Thursday, December 13, 2007

Trading spaces

Praying the fourth Glorious Mystery of the rosary yesterday, contemplating the Assumption of the Blessed Virgin Mary, body and soul, into heaven, I recalled a point from Pope John Paul II's Mulieris Dignitatem (emphasis mine),

The passage from the Letter to the Ephesians which we have been considering enables us to think of a special kind of "prophetism" that belongs to women in their femininity. The analogy of the Bridegroom and the Bride speaks of the love with which every human being - man and woman - is loved by God in Christ. But in the context of the biblical analogy and the text's interior logic, it is precisely the woman - the bride - who manifests this truth to everyone. This "prophetic" character of women in their femininity finds its highest expression in the Virgin Mother of God. She emphasizes, in the fullest and most direct way, the intimate linking of the order of love - which enters the world of human persons through a Woman - with the Holy Spirit.

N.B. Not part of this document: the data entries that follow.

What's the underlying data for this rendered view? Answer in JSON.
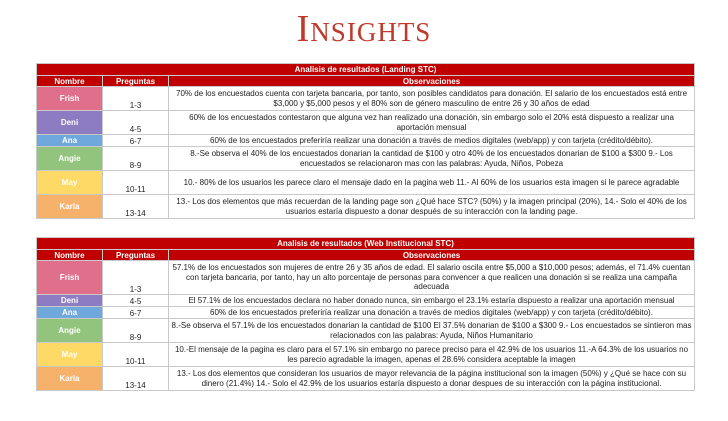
{
  "page_title": "Insights",
  "colors": {
    "header_red": "#c00000",
    "Frish": "#e06f8b",
    "Deni": "#8e7cc3",
    "Ana": "#6fa8dc",
    "Angie": "#93c47d",
    "May": "#ffd966",
    "Karla": "#f6b26b"
  },
  "tables": [
    {
      "caption": "Analisis de resultados (Landing STC)",
      "headers": {
        "nombre": "Nombre",
        "preguntas": "Preguntas",
        "observaciones": "Observaciones"
      },
      "rows": [
        {
          "name": "Frish",
          "preguntas": "1-3",
          "obs": "70% de los encuestados cuenta con tarjeta bancaria, por tanto, son posibles candidatos para donación. El salario de los encuestados está entre $3,000 y $5,000 pesos y el 80% son de género masculino de entre 26 y 30 años de edad"
        },
        {
          "name": "Deni",
          "preguntas": "4-5",
          "obs": "60% de los encuestados contestaron que alguna vez han realizado una donación, sin embargo solo el 20% está dispuesto a realizar una aportación mensual"
        },
        {
          "name": "Ana",
          "preguntas": "6-7",
          "obs": "60% de los encuestados preferiría realizar una donación a través de medios digitales (web/app) y con tarjeta (crédito/débito)."
        },
        {
          "name": "Angie",
          "preguntas": "8-9",
          "obs": "8.-Se observa el 40% de los encuestados donarian  la cantidad de $100 y otro 40% de los encuestados donarian de $100 a $300 9.- Los encuestados se relacionaron mas con las palabras: Ayuda, Niños, Pobeza"
        },
        {
          "name": "May",
          "preguntas": "10-11",
          "obs": "10.- 80% de los usuarios les parece claro el mensaje dado en la pagina web  11.- Al 60% de los usuarios esta imagen si le parece agradable"
        },
        {
          "name": "Karla",
          "preguntas": "13-14",
          "obs": "13.- Los dos elementos que más recuerdan de la landing page son ¿Qué hace STC? (50%) y la imagen principal (20%), 14.- Solo el 40% de los usuarios estaría dispuesto a donar después de su interacción con la landing page."
        }
      ]
    },
    {
      "caption": "Analisis de resultados (Web Institucional STC)",
      "headers": {
        "nombre": "Nombre",
        "preguntas": "Preguntas",
        "observaciones": "Observaciones"
      },
      "rows": [
        {
          "name": "Frish",
          "preguntas": "1-3",
          "obs": "57.1% de los encuestados son mujeres de entre 26 y 35 años de edad. El salario oscila entre $5,000 a $10,000 pesos; además, el 71.4% cuentan con tarjeta bancaria, por tanto, hay un alto porcentaje de personas para convencer a que realicen una donación si se realiza una campaña adecuada"
        },
        {
          "name": "Deni",
          "preguntas": "4-5",
          "obs": "El 57.1% de los encuestados declara no haber donado nunca, sin embargo el 23.1% estaría dispuesto a realizar una aportación mensual"
        },
        {
          "name": "Ana",
          "preguntas": "6-7",
          "obs": "60% de los encuestados preferiría realizar una donación a través de medios digitales (web/app) y con tarjeta (crédito/débito)."
        },
        {
          "name": "Angie",
          "preguntas": "8-9",
          "obs": "8.-Se observa el 57.1% de los encuestados donarian  la cantidad de $100  El 37.5%  donarian de $100 a $300 9.- Los encuestados se sintieron mas relacionados con las palabras: Ayuda, Niños Humanitario"
        },
        {
          "name": "May",
          "preguntas": "10-11",
          "obs": "10.-El mensaje de la pagina es claro para el  57.1% sin embargo no parece  preciso para el 42.9% de los usuarios  11.-A 64.3% de los usuarios no les parecio agradable la imagen, apenas el 28.6% considera aceptable la imagen"
        },
        {
          "name": "Karla",
          "preguntas": "13-14",
          "obs": "13.- Los dos elementos que consideran los usuarios de mayor relevancia de la página institucional son la imagen (50%) y ¿Qué se hace con su dinero (21.4%) 14.- Solo el 42.9% de los usuarios estaría dispuesto a donar despues de su interacción con la página institucional."
        }
      ]
    }
  ]
}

At the Annunciation Mary hears the words: "The Holy Spirit will come upon you" (Lk 1:35).
It is a beautiful to think that being created a woman enables me to manifest to the world, in a special way, the truth of what it means to be loved by God in Christ.

At the moment I contemplated that passage, the Assumption became in my mind, in the simplest and most elegant way, a symbol of how I am to fully accept God's love — something that is hard for me to do.

I realized that Mary opened up her body and soul to receive the Kingdom of God — which may be taken as being "Christ himself," according to the Catechism — and made a home for it in the depths of her being. And so, likewise, at the end of her earthly life, the Kingdom of God opened up to receive her.

It reminds me of what Archbishop Fulton J. Sheen said, and I'm sure others said it before him, to the effect that the real action that takes place when we receive the Eucharist is not so much that we absorb Jesus, but rather that we are absorbed into Him. But, for Him to receive us, we have to first receive Him fully. That is where I need to contemplate the Blessed Mother's example.